There are plenty of linear and nonlinear optical processes, that can be divided into two groups: parametric and non-parametric (link). However, why are they called parametric (non-parametric)? What is the origin for this? Where is the dependence/independence on a parameter? What is the parameter, according to which this classification makes sense?
As stated in the link to the wikipedia page that you provide, the definition of a parametric optical interaction with a medium is usually given as that which leaves the quantum state of the medium unchanged. This includes quasi-instantaneous perturbative nonlinear effects such as sum-frequency generation, self-phase modulation, etc. A non-parametric optical process is the opposite, i.e., the quantum state of the medium is changed by the process. An example would be Raman scattering, where the input photon energy is converted into a phonon and an output photon with a frequency which is detuned from the input photon frequency by an amount determined by the phonon energy.

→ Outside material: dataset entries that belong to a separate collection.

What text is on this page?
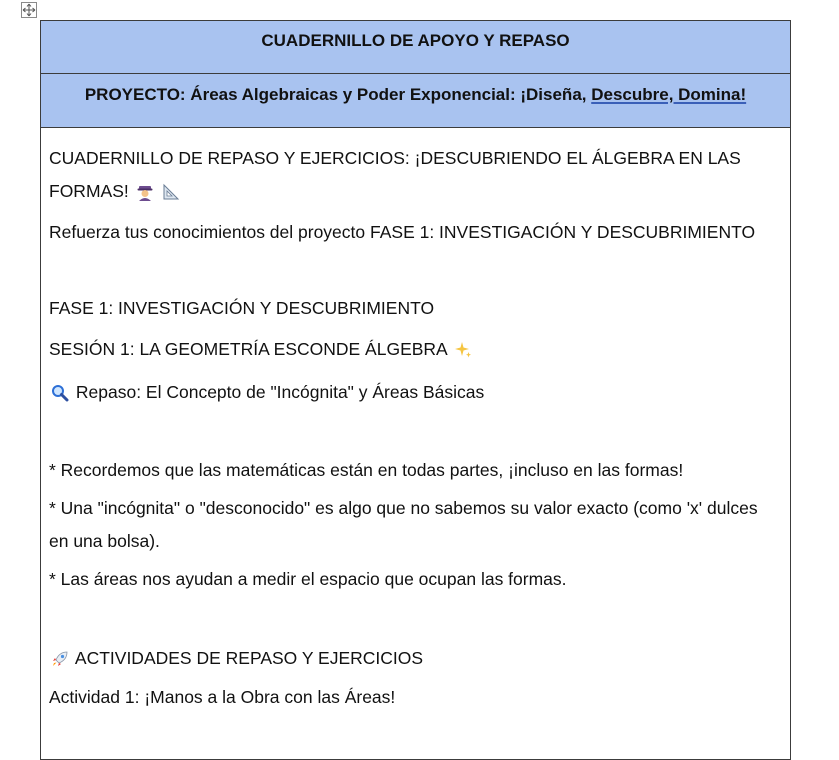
CUADERNILLO DE APOYO Y REPASO
PROYECTO: Áreas Algebraicas y Poder Exponencial: ¡Diseña, Descubre, Domina!

CUADERNILLO DE REPASO Y EJERCICIOS: ¡DESCUBRIENDO EL ÁLGEBRA EN LAS

FORMAS!

Refuerza tus conocimientos del proyecto FASE 1: INVESTIGACIÓN Y DESCUBRIMIENTO

FASE 1: INVESTIGACIÓN Y DESCUBRIMIENTO

SESIÓN 1: LA GEOMETRÍA ESCONDE ÁLGEBRA

Repaso: El Concepto de "Incógnita" y Áreas Básicas

* Recordemos que las matemáticas están en todas partes, ¡incluso en las formas!

* Una "incógnita" o "desconocido" es algo que no sabemos su valor exacto (como 'x' dulces

en una bolsa).

* Las áreas nos ayudan a medir el espacio que ocupan las formas.

ACTIVIDADES DE REPASO Y EJERCICIOS

Actividad 1: ¡Manos a la Obra con las Áreas!
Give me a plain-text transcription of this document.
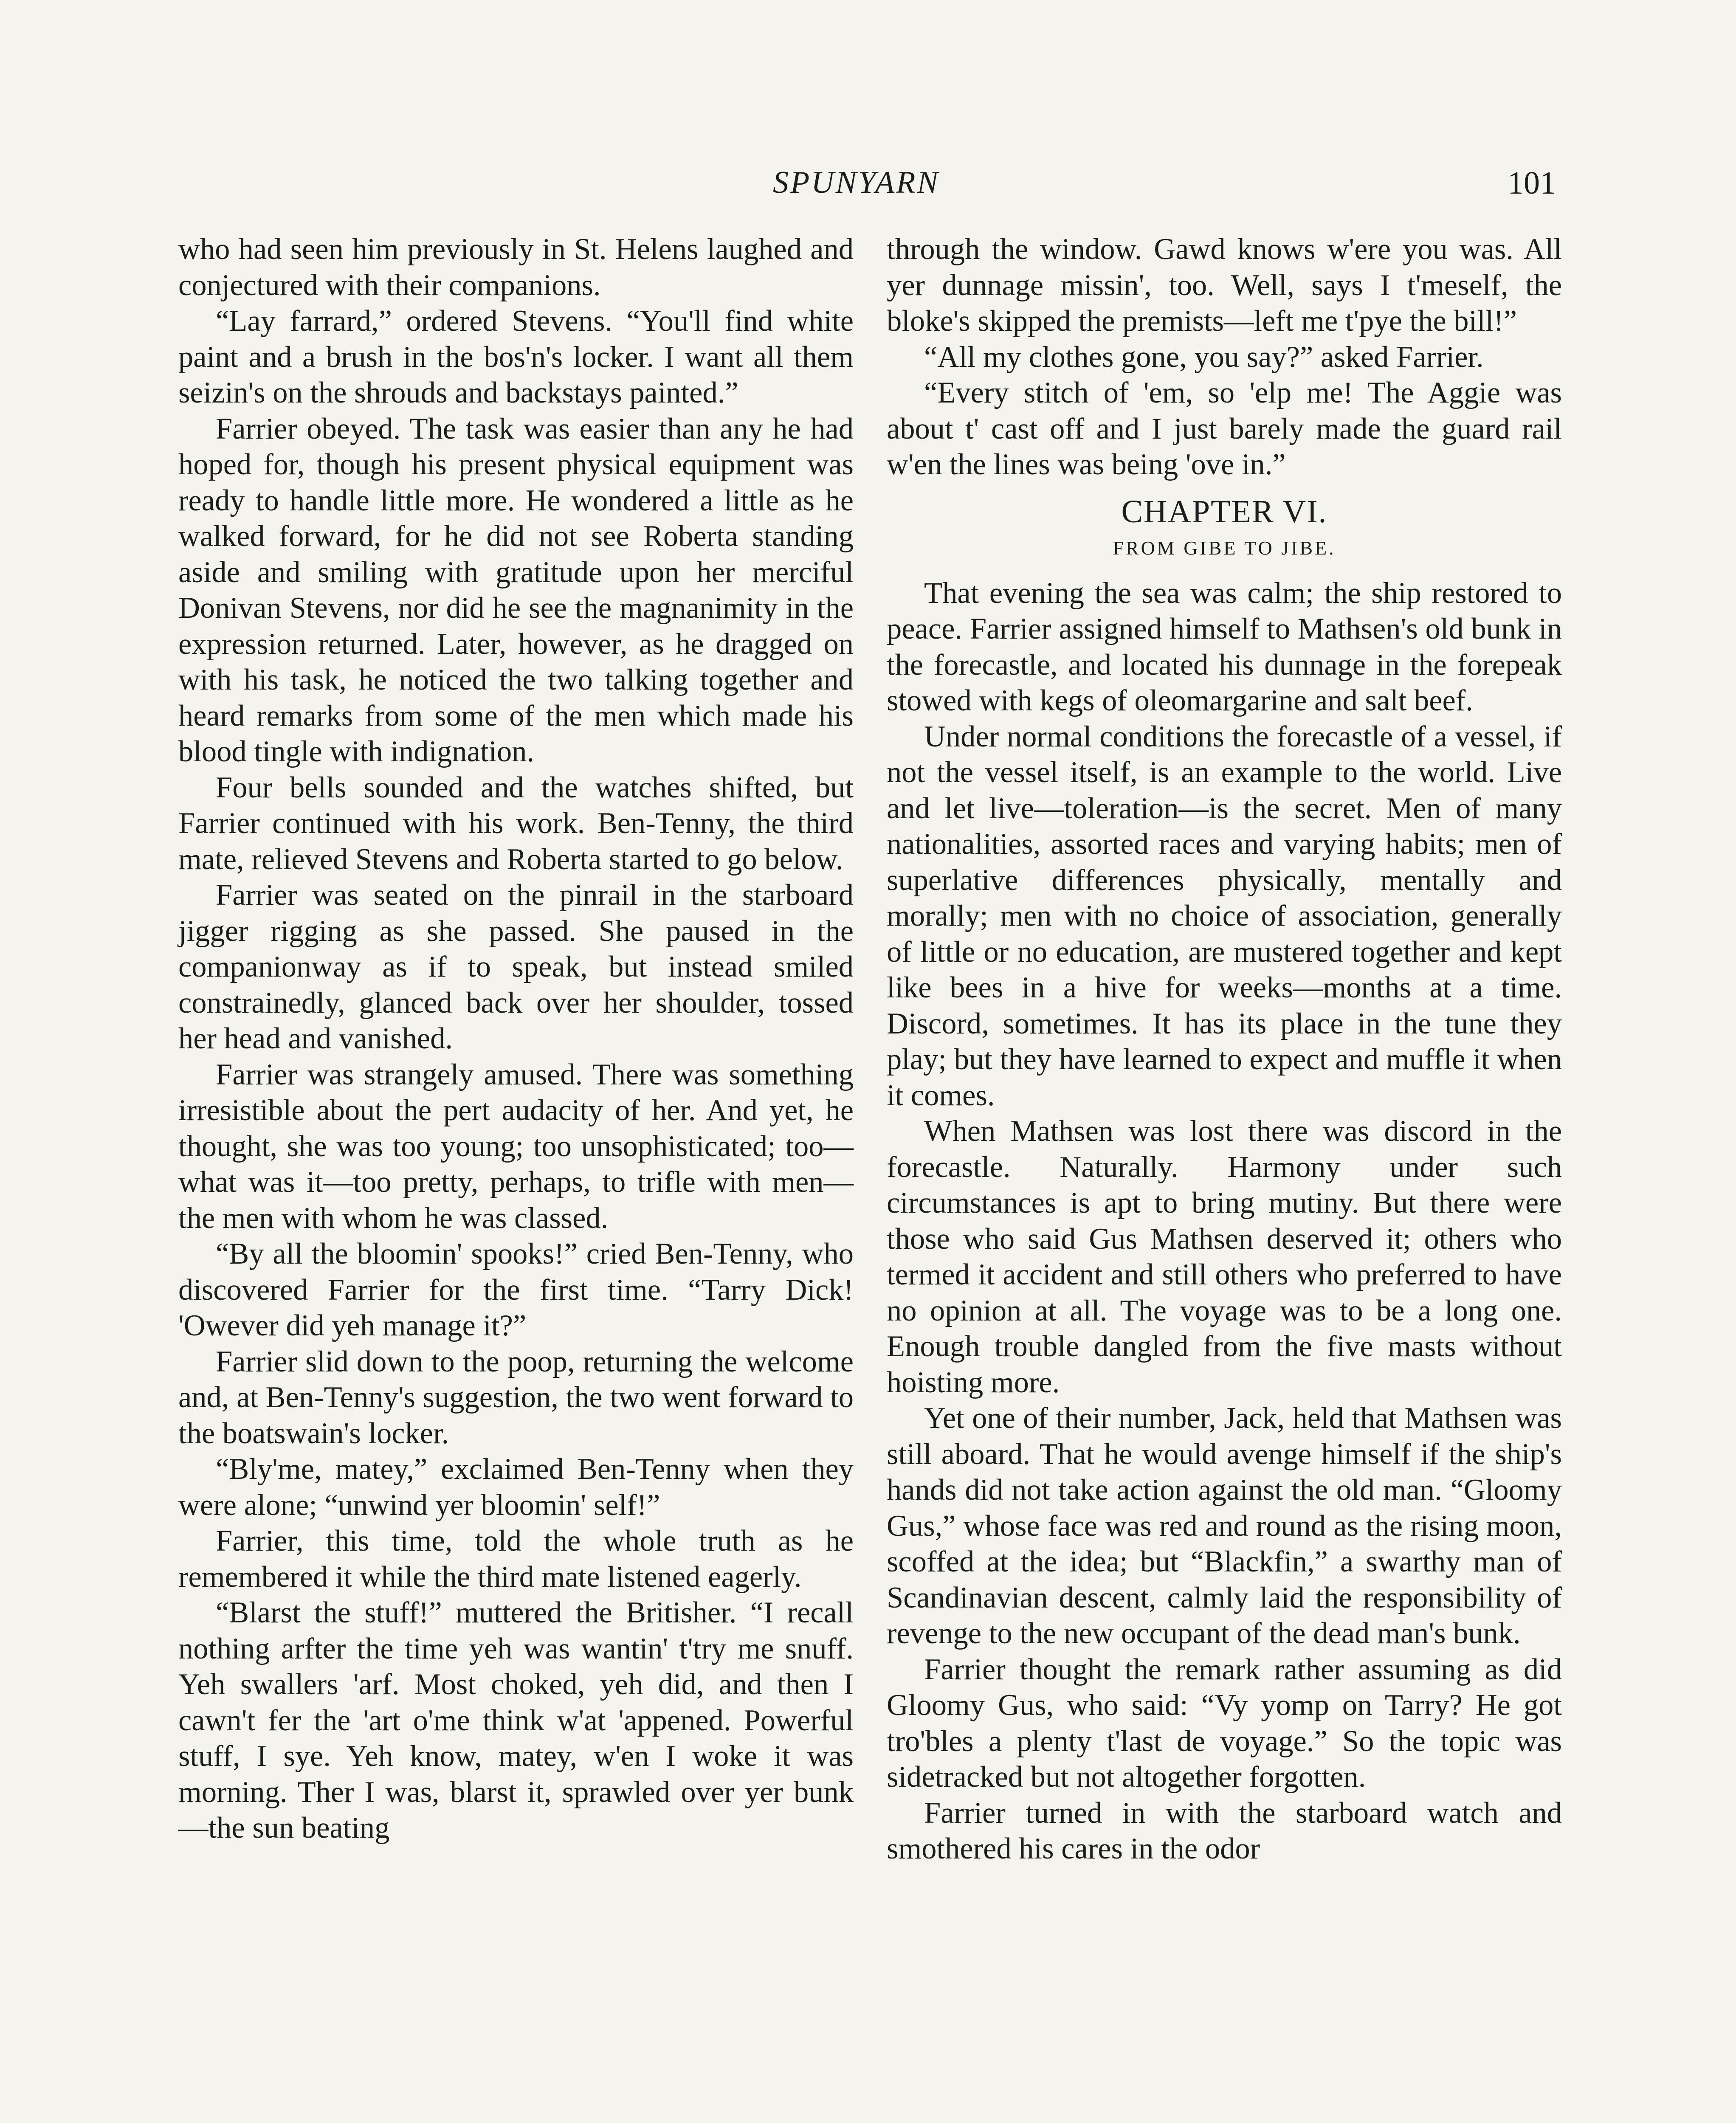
SPUNYARN	101

who had seen him previously in St. Helens laughed and conjectured with their companions.

“Lay farrard,” ordered Stevens. “You'll find white paint and a brush in the bos'n's locker. I want all them seizin's on the shrouds and backstays painted.”

Farrier obeyed. The task was easier than any he had hoped for, though his present physical equipment was ready to handle little more. He wondered a little as he walked forward, for he did not see Roberta standing aside and smiling with gratitude upon her merciful Donivan Stevens, nor did he see the magnanimity in the expression returned. Later, however, as he dragged on with his task, he noticed the two talking together and heard remarks from some of the men which made his blood tingle with indignation.

Four bells sounded and the watches shifted, but Farrier continued with his work. Ben-Tenny, the third mate, relieved Stevens and Roberta started to go below.

Farrier was seated on the pinrail in the starboard jigger rigging as she passed. She paused in the companionway as if to speak, but instead smiled constrainedly, glanced back over her shoulder, tossed her head and vanished.

Farrier was strangely amused. There was something irresistible about the pert audacity of her. And yet, he thought, she was too young; too unsophisticated; too—what was it—too pretty, perhaps, to trifle with men—the men with whom he was classed.

“By all the bloomin' spooks!” cried Ben-Tenny, who discovered Farrier for the first time. “Tarry Dick! 'Owever did yeh manage it?”

Farrier slid down to the poop, returning the welcome and, at Ben-Tenny's suggestion, the two went forward to the boatswain's locker.

“Bly'me, matey,” exclaimed Ben-Tenny when they were alone; “unwind yer bloomin' self!”

Farrier, this time, told the whole truth as he remembered it while the third mate listened eagerly.

“Blarst the stuff!” muttered the Britisher. “I recall nothing arfter the time yeh was wantin' t'try me snuff. Yeh swallers 'arf. Most choked, yeh did, and then I cawn't fer the 'art o'me think w'at 'appened. Powerful stuff, I sye. Yeh know, matey, w'en I woke it was morning. Ther I was, blarst it, sprawled over yer bunk—the sun beating

through the window. Gawd knows w'ere you was. All yer dunnage missin', too. Well, says I t'meself, the bloke's skipped the premists—left me t'pye the bill!”

“All my clothes gone, you say?” asked Farrier.

“Every stitch of 'em, so 'elp me! The Aggie was about t' cast off and I just barely made the guard rail w'en the lines was being 'ove in.”

CHAPTER VI.
FROM GIBE TO JIBE.

That evening the sea was calm; the ship restored to peace. Farrier assigned himself to Mathsen's old bunk in the forecastle, and located his dunnage in the forepeak stowed with kegs of oleomargarine and salt beef.

Under normal conditions the forecastle of a vessel, if not the vessel itself, is an example to the world. Live and let live—toleration—is the secret. Men of many nationalities, assorted races and varying habits; men of superlative differences physically, mentally and morally; men with no choice of association, generally of little or no education, are mustered together and kept like bees in a hive for weeks—months at a time. Discord, sometimes. It has its place in the tune they play; but they have learned to expect and muffle it when it comes.

When Mathsen was lost there was discord in the forecastle. Naturally. Harmony under such circumstances is apt to bring mutiny. But there were those who said Gus Mathsen deserved it; others who termed it accident and still others who preferred to have no opinion at all. The voyage was to be a long one. Enough trouble dangled from the five masts without hoisting more.

Yet one of their number, Jack, held that Mathsen was still aboard. That he would avenge himself if the ship's hands did not take action against the old man. “Gloomy Gus,” whose face was red and round as the rising moon, scoffed at the idea; but “Blackfin,” a swarthy man of Scandinavian descent, calmly laid the responsibility of revenge to the new occupant of the dead man's bunk.

Farrier thought the remark rather assuming as did Gloomy Gus, who said: “Vy yomp on Tarry? He got tro'bles a plenty t'last de voyage.” So the topic was sidetracked but not altogether forgotten.

Farrier turned in with the starboard watch and smothered his cares in the odor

In these interactions it is momentum which is being parameterized. Although the quantum state of the material is unchanged by a parametric processes, the material is required to fulfil the phase matching conditions which ensure momentum conservation. Non-parametric processes rely on other things (such as absorption and energy storage within the material) to circumvent phase matching conditions, and thus don't parameterize momentum*. This is indicated in the third section of the Wiki link that you posted: Parametric processes interact only with the real part of the refractive index, whereas non-parametric processes interact with the imaginary part as well, which determines absorption (a very simplistic description for this is given here).
*This doesn't mean that momentum isn't conserved during non-parametric processes, it's just that the non-parametric process doesn't rely on it.